Admittedly I was a bit stumbled when writing this entry, to be 100% transparent I’m not much of a drinker. I don’t drink, because I can and those who understand that don’t need further explanation. Yet I felt it was only right to take in an ice-cold lager to bring in the weekend and to make this more relevant. 

Beer, wine, alcohol in general, is consumed in almost every single culture on Earth. All for different reasons: for religious practices it was offered as a libation and would accompany the deceased on their final journey. We use it to celebrate achieving goals, to give thanks, and most widely, to top off the end of a long work week and relax into the weekend. 

Beer, wine and alcohol in general is consumed in almost every single culture on earth, All for different reasons…

 

In 2003 I moved to Pennsylvania and directly after unloading the U-Haul I went to the local convenience store to get a six-pack when I noticed none of the coolers had alcohol in them. I simply thought maybe it was because the store was small and there was no room. I needed to go to a larger store I thought. After locating a second, bigger store I walked in, go to the coolers and to my surprise, NO ALCOHOL!  “WTF?” I said to myself. I find the store clerk and ask “Where’s the beer?”  “You’re not from around here are you?” Asks the clerk. “No, West Virginia,” I replied.  “Pennsylvania is a semi-dry state, you have to go to a state store or bar for alcohol,” she told me. Standing there confused I stupidly asked “What’s a state store?”

Standing there confused I stupidly asked “What’s a state store?”

 

Growing up in West Virginia alcohol is everywhere. Gas stations, corner stores, grocery stores, mom & pop stores I mean you couldn’t escape it. So the introduction of a semi-dry state was an on-the-spot educational experience, 9:30pm on a random Friday not many, if any, “State stores” were open to my knowledge so I found a watering hole called The Blue Moon. I came from Bud Light and Budweiser, so relocating to a new state and trying the local taps seemed like it was a fun idea. Now, I had never heard of Yuengling, but that night it was .75-cent Yuengling pitcher night. “I’ll take a pitcher,” I shouted over to the bartender. Sitting at my table taking in the strobes of neon blue lights and the sounds of 90s alternative rock the bartender made her way to my table and slapped the pitcher down and said “Enjoy!” 

I remember taking the first drink. It was sweet, crisp, light, I thought. It went down easy. I thought for .75-cents it must have been a cheap, low quality tap the bar owners wanted to get rid of. The 1st pitcher didn’t do much, so I ordered a second. Now, any wise person will tell you it’s foolish to walk into any situation with a  bravado attitude, but I came from a loooong line of drink champs so this Yuengling was nothing to me. Besides, whoever heard of this shit?

After 2.5 pitchers in and me getting to know all my newest surrounding best friends not only did I realize I made a mistake but I realized I couldn’t feel my face. I realized in that moment that was the second time in my life I had ever been that drunk. What my new best friends didn’t tell me was Yuengling is a creeper beer. You can be drinking it and you won’t know exactly when you got so damn drunk! 

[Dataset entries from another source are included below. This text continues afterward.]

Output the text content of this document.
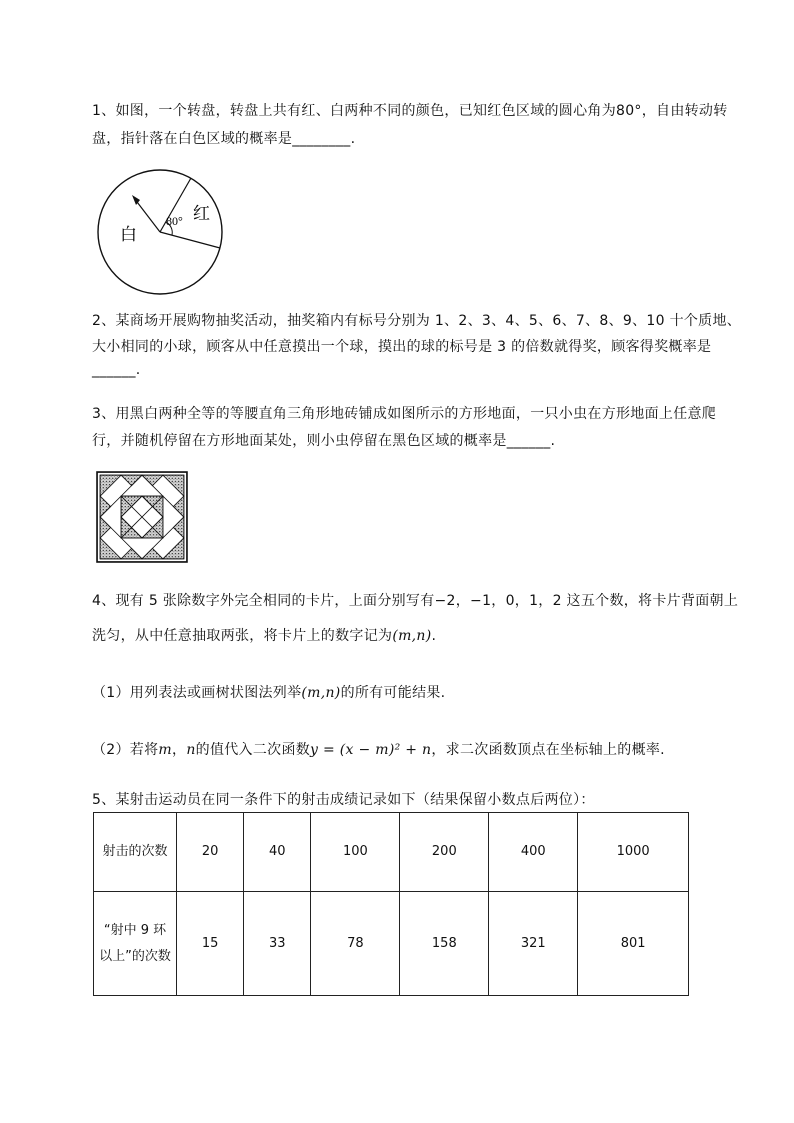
1、如图，一个转盘，转盘上共有红、白两种不同的颜色，已知红色区域的圆心角为80°，自由转动转
盘，指针落在白色区域的概率是________.
80° 红
白
2、某商场开展购物抽奖活动，抽奖箱内有标号分别为 1、2、3、4、5、6、7、8、9、10 十个质地、
大小相同的小球，顾客从中任意摸出一个球，摸出的球的标号是 3 的倍数就得奖，顾客得奖概率是
______.
3、用黑白两种全等的等腰直角三角形地砖铺成如图所示的方形地面，一只小虫在方形地面上任意爬
行，并随机停留在方形地面某处，则小虫停留在黑色区域的概率是______.
4、现有 5 张除数字外完全相同的卡片，上面分别写有−2，−1，0，1，2 这五个数，将卡片背面朝上
洗匀，从中任意抽取两张，将卡片上的数字记为(m,n).
（1）用列表法或画树状图法列举(m,n)的所有可能结果.
（2）若将m，n的值代入二次函数y = (x − m)² + n，求二次函数顶点在坐标轴上的概率.
5、某射击运动员在同一条件下的射击成绩记录如下（结果保留小数点后两位）：
射击的次数	20	40	100	200	400	1000
“射中 9 环以上”的次数	15	33	78	158	321	801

Full disclosure I don’t recall how I got home but I’m certain I was driven because I have never supported drinking and driving so I at least know I wouldn’t have put myself in that situation. Here’s where it gets interesting because my only other memory is standing in our hallway totally naked pissing on a pile of laundry and my daughter’s mother walking out of the bedroom whisper-shouting for me to get back in the room. I wanted to go back to this Blue Moon and party with my new friends but my girlfriend told me I wasn’t allowed. She gets me in the room and told me to go to sleep but I walked to the window and desperately yelled “HEEEELLLLPPP” at the top of my lungs. She tells me to “shut up” because it’s 3am and I’m going to wake everyone up. So I then whispered for help until she drug me away from the window. In protest I laid on the bedroom floor (I think I’m a funny drunk) and asked her why I was being held hostage. I eventually went to sleep and the next day she told me everything that happened and told me I was never allowed to drink that Yuengling shit again. 

She gets me in the room and told me to go to sleep but I walked to the window and desperately yelled “HEEEELLLLPPP” at the top of my lungs.

 

There’s no dramatic conclusion, that’s the end of the story. Having a healthy relationship with anything you consume is very important. Message! As a journalist I believe I would fail in my duty to leave you with a vital piece of information that could potentially save your day after drinking: According to an article on Healthline, having at least one 16-ounce glass of water with every 12-ounce beer or 4 to 6 ounces of liquor can replenish your fluids and help you stay hydrated and prevent hangovers. 

Drink on! 

  Rob

*No beers were harmed during recreation of this brewsday night.